Son dönemde borcunu ödemek istemeyenler bu yönteme başvuruyor. Rekor kıran yöntemi ise genellikle borcunu ödemeyen kiracılardan oluşuyor. Evden çıkmak istemeyen kiracılar borcu karşılığında yasalara karşı bu yöntemi kullanmaktan çekinmiyor. Ödemeden kaçınarak adliyenin yükü üzerine yük bindiriyor. İş yükü artan adliyede dosyaların sonuçlanması da geciktiği belirtiliyor.
Borç ödeyemeyen vatandaşlar çek veya senetlere imza atsa da, imzanın kendilerine ait olmadığını iddia ediyor. Bu durumda borçlular, borçlarını ödememek için zaman kazanmış oluyor. Haber Global’de paylaşılanlara göre, uzun süre boyunca devam eden davalarda TL bazında ödeme daha az oluyor.
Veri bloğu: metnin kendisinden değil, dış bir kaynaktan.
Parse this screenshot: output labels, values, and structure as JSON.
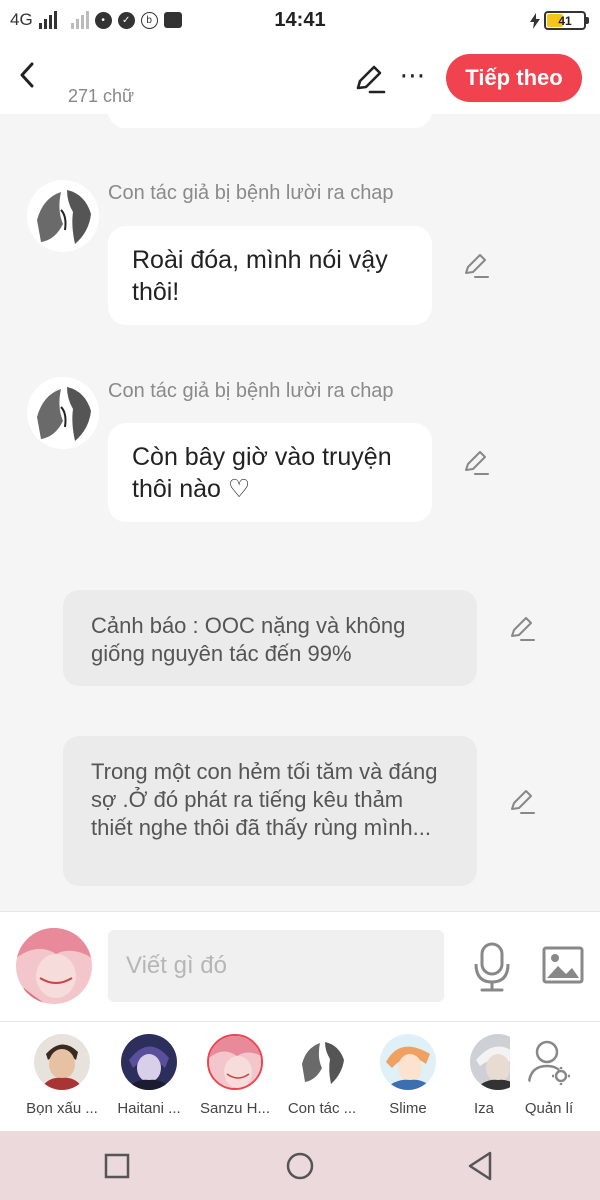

İmza itirazları konusunda açıklama yapan Avukat Cenk Söbe, mahkemelerin teminat şartıyla veya duruma bakılarak teminat olmadan icra takibini durdurduklarını söyledi. Takibin bu şekilde durmasıyla alacaklı tarafın imzanın borçluya ait olup olmadığına dair ispat yükümlülüğünün başlayacağını belirtti.
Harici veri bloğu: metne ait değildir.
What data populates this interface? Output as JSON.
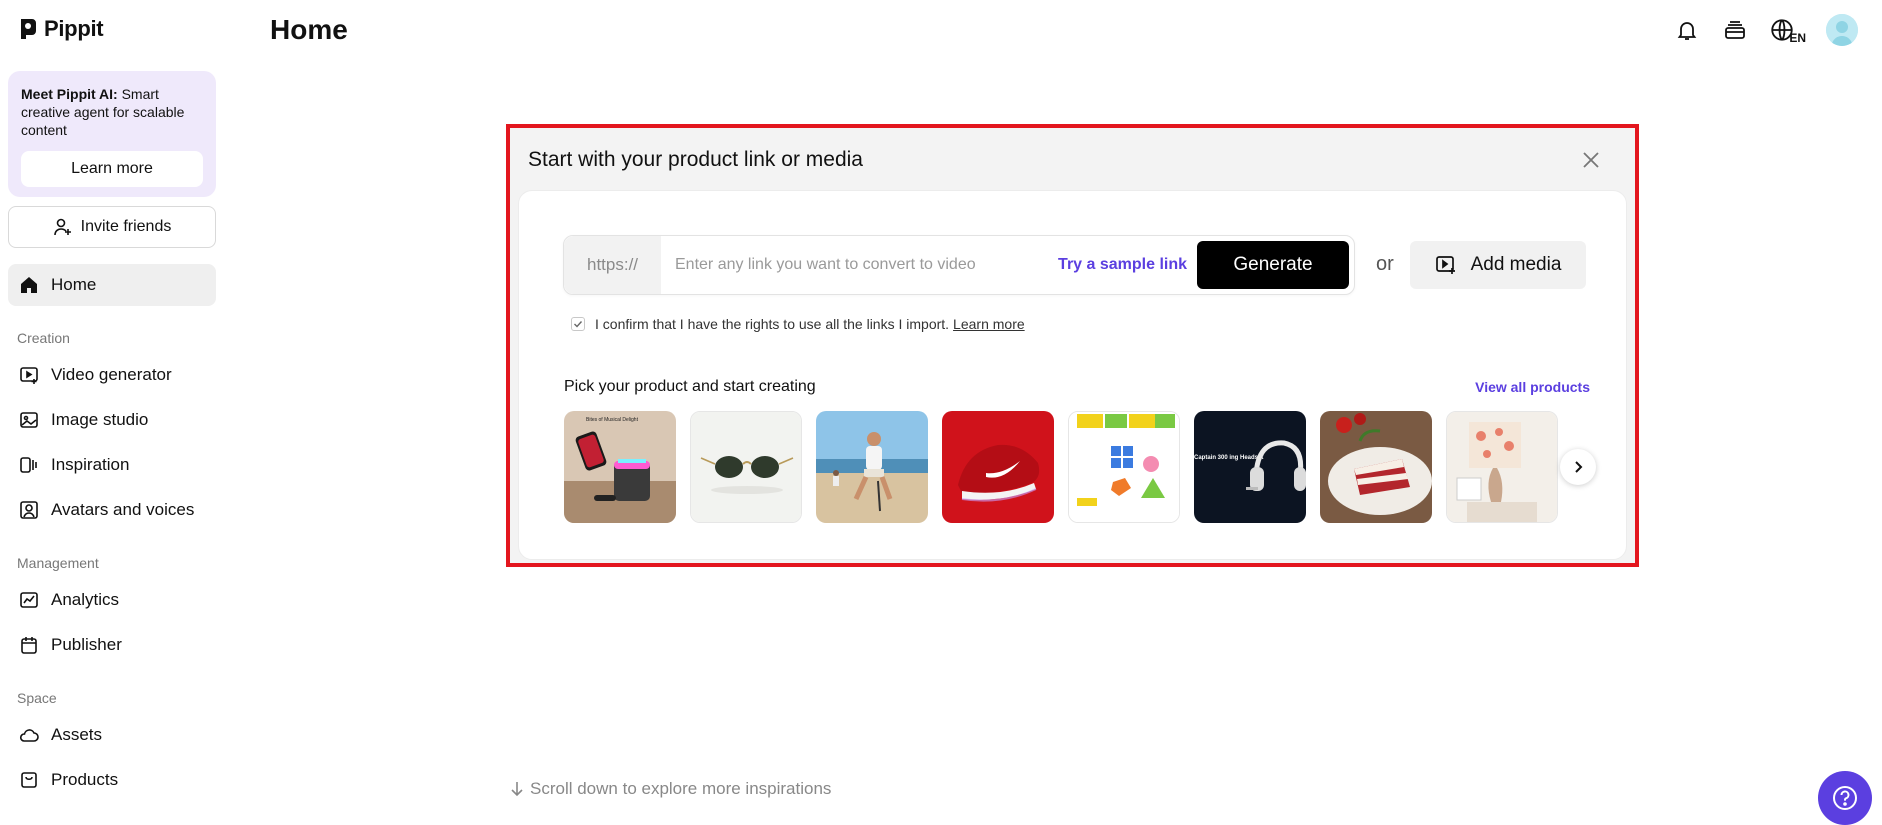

Son dönemlerde fazlasıyla yaşanan bu gibi durumlardan dolayı fazla olan dosya sayısını işaret eden Söbe, “imza inceleme süreçlerinin uzun sürmesi sebebiyle yargılamalar da uzamaktadır. İmza inceleme süreci de, borçlunun mahkemeye verdiği imza örnekleri ile daha önce resmi ve özel kurumlara verdiği imza asıllarının istenerek kambiyo evrakı üzerindeki imzaların teknik olarak karşılaştırılması ile yapılıyor ve büyük oranda doğru sonuçlar alınıyor” ifadelerini kullandı.
Borçlunun imzası kendisine ait olduğu ortaya çıkması durumunda ana paranın yüzde 20’si oranında tazminat ve yüzde 10 oranında para cezasına hükmedebileceği paylaşıldı. Avukat Söbe’nin açıklamalarına göre, ülkemizde yaşanan ekonomik durumlar ve enflasyonun faiz oranlarının üzerinde olması sebebiyle borçlular zaman kazanabilmek için bu yönteme başvuruyor. Kira hukukuna ilişkin uyuşmazlıkların da kiracılar tarafından kira ilişkisini uzatabilmek adına yapıldığını söyledi.